Validate and Export Metadata#

In paidiverpy, metadata is structured using the iFDO (image FAIR Digital Object) standard. iFDO provides a consistent, interoperable format for describing image datasets using JSON.

Validating iFDO metadata#

To ensure your metadata complies with the iFDO standard, use the validate_ifdo function from the paidiverpy.metadata_parser.ifdo_tools module.

from paidiverpy.metadata_parser.ifdo_tools import validate_ifdo

# Validate the iFDO metadata file
validate_ifdo("/path/to/your/metadata.json")

This function checks whether the metadata JSON file follows the iFDO schema and includes all required fields and required fields types. The output of the validation will be a list of errors, if any. If the metadata file is valid, the function will return an empty list. More details about the iFDO standard can be found in the iFDO documentation.

Note

  • Validation is automatically performed when you run a pipeline.

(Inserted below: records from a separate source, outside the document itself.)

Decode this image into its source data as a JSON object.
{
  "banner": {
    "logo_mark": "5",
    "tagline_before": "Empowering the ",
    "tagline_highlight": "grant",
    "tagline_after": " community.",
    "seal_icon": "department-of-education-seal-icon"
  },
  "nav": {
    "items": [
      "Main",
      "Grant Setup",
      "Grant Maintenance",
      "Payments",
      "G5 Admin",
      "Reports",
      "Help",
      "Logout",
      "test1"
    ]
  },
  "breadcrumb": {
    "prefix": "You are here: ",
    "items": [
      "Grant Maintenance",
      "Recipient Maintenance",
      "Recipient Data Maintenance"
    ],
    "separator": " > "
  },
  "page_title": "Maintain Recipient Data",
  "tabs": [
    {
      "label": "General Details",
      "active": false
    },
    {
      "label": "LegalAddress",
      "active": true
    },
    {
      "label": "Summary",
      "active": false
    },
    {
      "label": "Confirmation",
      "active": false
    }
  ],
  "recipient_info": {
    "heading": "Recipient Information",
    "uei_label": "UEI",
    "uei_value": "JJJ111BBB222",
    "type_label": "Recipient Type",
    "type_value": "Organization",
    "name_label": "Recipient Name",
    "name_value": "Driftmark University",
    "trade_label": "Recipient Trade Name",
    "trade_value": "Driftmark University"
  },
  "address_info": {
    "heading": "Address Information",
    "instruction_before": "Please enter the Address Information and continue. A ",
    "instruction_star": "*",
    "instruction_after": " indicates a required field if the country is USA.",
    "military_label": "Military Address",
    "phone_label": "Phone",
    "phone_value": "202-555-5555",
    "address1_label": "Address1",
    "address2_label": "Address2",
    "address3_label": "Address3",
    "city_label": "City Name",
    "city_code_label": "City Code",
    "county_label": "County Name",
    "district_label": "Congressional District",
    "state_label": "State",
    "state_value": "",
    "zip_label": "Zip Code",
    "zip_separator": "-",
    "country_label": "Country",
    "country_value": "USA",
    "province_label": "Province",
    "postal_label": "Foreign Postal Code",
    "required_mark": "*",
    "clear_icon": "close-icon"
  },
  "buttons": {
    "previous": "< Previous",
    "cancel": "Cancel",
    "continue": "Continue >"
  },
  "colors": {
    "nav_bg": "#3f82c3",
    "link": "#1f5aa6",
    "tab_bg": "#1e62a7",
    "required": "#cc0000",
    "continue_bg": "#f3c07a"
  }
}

  • Some fields are mandatory per the iFDO specification, while others are required by paidiverpy for full pipeline functionality.

Minimum Required Fields (iFDO Standard)#

  • image-set-header >> image-set-ifdo-version: Version of the iFDO schema used.

  • image-set-items >> image-filename: Name of the image file.

Exporting metadata#

You can export metadata to several formats using the export_metadata function inside the MetadataParser class. This is useful for interoperability, archiving, or sharing.

Example Usage#

from paidiverpy.pipeline import Pipeline

pipeline = Pipeline(config_file_path="/path/to/your/config.yaml")
pipeline.run()

# Export the metadata to a JSON file
pipeline.metadata.export_metadata("json", "/path/to/your/output.json")

# Export the metadata to a CSV file
pipeline.metadata.export_metadata("csv", "/path/to/your/output.csv")

# Export the metadata to a iFDO standard file
pipeline.metadata.export_metadata("ifdo", "/path/to/your/output.json")

from paidiverpy.metadata_parser import MetadataParser

The export_metadata function takes the following parameters:

  • output_format (str): Output format. Options: “csv”, “json” and “ifdo”. Default is “csv”.

  • output_path (str): Path to the output file. Default is “metadata”. The file extension will be automatically added based on the output_format.

  • metadata (DataFrame, optional): If not provided, uses pipeline’s internal metadata.

  • dataset_metadata (dict, optional): Required if original metadata was imported from a CSV. Should match the image-set-header structure in the iFDO schema.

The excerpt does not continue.